Sure, you can’t redo your med school experience. Likewise, it’s probably not in the cards to take a leisurely sabbatical during which you get to delve into the sea of research that’s been published in the last year let alone decade. Still, you can forge your own commitment to the process of learning about lifestyle interventions, about recent findings and reviews. You can open your own mind to the less popularly cited studies, to the less front and center journal selections. Find a few that suit you, that you can believe in. Dabble for a while in the outer reaches of lifestyle research. Choose some publications that interest you. Commit to following them. Likewise, choose some less formal reading to fill in the gaps. Look for some books and blogs (I know of one.) you can feel comfortable with but that nonetheless challenge your way of thinking. Good Calories, Bad Calories or Why We Get Sick, for example, would be good places to start. They’re relatively easy and decent ways to digest a lot of info at once.
And while we’re on the subject of good resources, how about giving out the names of books and articles in lieu of many of these prescriptions? The fact is, we lean heavily on the latest pharmaceuticals rather than lifestyle measures. How often do we really exhaust the lifestyle intervention possibilities before handing out the magic pills? Can we give patients more credit? Can we challenge them more effectively to change their diets and daily regimens before getting out the prescription pad? Is it asking too much to go out on a limb and ask patients to educate themselves? Suggest accessible, engaging material on the blogs and books you see fit. Can I suggest The Primal Blueprint as one possibility? Many doctors already recommend it to their patients and – no surprise – their patients have seen the same kind of incredible results that we see here on Mark’s Daily Apple every week. If you’re an interested physician, contact me here and let’s see what we can do together.

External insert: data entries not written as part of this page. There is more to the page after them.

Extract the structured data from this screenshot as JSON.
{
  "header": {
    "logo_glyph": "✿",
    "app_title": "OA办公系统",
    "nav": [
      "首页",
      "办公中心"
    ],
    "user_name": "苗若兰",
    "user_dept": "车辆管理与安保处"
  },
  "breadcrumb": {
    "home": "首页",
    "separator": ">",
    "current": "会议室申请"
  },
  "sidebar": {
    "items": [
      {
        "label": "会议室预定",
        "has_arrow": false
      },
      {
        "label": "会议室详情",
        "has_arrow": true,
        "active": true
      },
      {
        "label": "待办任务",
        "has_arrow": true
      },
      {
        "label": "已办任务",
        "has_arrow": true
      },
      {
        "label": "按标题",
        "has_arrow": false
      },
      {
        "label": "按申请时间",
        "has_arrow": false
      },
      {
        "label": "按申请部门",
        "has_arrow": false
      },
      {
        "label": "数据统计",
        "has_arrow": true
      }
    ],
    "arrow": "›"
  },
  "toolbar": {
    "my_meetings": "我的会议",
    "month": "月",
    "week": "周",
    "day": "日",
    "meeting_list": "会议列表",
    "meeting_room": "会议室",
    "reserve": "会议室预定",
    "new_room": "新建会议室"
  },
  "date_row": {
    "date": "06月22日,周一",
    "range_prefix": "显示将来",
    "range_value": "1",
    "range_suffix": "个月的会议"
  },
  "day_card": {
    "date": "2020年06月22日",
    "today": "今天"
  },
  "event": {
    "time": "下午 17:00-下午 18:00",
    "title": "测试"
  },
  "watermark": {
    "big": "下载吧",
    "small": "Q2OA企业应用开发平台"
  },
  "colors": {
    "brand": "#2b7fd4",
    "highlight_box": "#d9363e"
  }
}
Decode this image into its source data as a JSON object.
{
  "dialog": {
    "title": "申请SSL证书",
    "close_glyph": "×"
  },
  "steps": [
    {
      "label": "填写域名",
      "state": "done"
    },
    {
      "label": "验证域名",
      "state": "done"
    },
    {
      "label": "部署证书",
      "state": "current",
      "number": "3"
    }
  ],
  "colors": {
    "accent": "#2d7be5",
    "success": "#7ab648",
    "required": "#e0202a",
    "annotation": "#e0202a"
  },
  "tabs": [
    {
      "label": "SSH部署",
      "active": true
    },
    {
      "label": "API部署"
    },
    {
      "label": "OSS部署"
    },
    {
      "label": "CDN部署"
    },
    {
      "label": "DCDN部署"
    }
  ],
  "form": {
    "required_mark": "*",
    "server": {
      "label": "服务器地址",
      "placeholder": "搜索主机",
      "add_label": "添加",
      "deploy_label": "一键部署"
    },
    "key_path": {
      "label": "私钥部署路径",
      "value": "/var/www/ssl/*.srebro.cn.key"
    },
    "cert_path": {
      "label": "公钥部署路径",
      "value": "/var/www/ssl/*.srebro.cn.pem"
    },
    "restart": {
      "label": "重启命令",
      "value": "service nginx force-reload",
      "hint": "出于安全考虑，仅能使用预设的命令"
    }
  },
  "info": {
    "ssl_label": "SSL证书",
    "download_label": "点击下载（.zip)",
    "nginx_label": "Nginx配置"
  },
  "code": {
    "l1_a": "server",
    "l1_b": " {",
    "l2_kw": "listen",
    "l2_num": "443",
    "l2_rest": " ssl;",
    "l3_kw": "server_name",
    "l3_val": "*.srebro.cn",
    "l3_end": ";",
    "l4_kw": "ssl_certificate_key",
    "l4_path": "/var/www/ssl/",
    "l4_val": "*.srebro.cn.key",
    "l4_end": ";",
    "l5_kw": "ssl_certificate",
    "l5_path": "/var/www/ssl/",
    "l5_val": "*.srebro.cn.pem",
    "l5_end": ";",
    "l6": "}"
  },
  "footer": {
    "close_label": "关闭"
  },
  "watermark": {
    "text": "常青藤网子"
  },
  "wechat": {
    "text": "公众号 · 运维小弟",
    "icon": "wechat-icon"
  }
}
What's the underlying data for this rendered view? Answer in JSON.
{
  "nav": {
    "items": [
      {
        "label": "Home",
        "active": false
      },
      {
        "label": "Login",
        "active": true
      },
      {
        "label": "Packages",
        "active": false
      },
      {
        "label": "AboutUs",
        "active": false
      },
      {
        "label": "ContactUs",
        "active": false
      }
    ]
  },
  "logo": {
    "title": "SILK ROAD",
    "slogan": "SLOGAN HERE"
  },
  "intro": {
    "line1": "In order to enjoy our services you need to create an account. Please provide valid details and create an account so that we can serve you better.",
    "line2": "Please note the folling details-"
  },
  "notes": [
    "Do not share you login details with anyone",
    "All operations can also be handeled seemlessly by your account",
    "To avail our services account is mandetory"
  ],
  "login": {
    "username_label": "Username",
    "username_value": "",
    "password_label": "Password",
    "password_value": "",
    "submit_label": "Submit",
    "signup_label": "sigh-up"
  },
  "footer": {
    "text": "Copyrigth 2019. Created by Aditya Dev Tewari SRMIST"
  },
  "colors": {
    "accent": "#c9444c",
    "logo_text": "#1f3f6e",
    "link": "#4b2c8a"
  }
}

Finally, can I just say a word about the later decades of life? You see, I have some expertise here. I’m turning sixty this week – yup, 6-0. The thing is, I don’t really fit the common image of a sixty-year-old that we’re given in our culture. Call me an outlier if you will, but the fact is I direct my lifestyle to live and feel the way I do. I don’t work as hard at it as you might imagine. I don’t train for hours a day. I eat amazing food. I play hard and sleep well. I live exactly the way I outline above. Nothing particularly special. Nonetheless, I think I demonstrate (along with some friends) that with a little effort and forethought, a modest portion of commitment and unconventionality, sixty doesn’t have to mean a life of aches, pains, prescriptions, and increasing impairment. Feel free to check out some photos of me to see what I mean.
Thank you, by the way, for reading. I appreciate your taking the time and thought to consider one humble guy’s opinion. If you’re ever up for some conversation, I’d love that. That’s where good things start. In fact, let’s make it lunch – Primal style of course.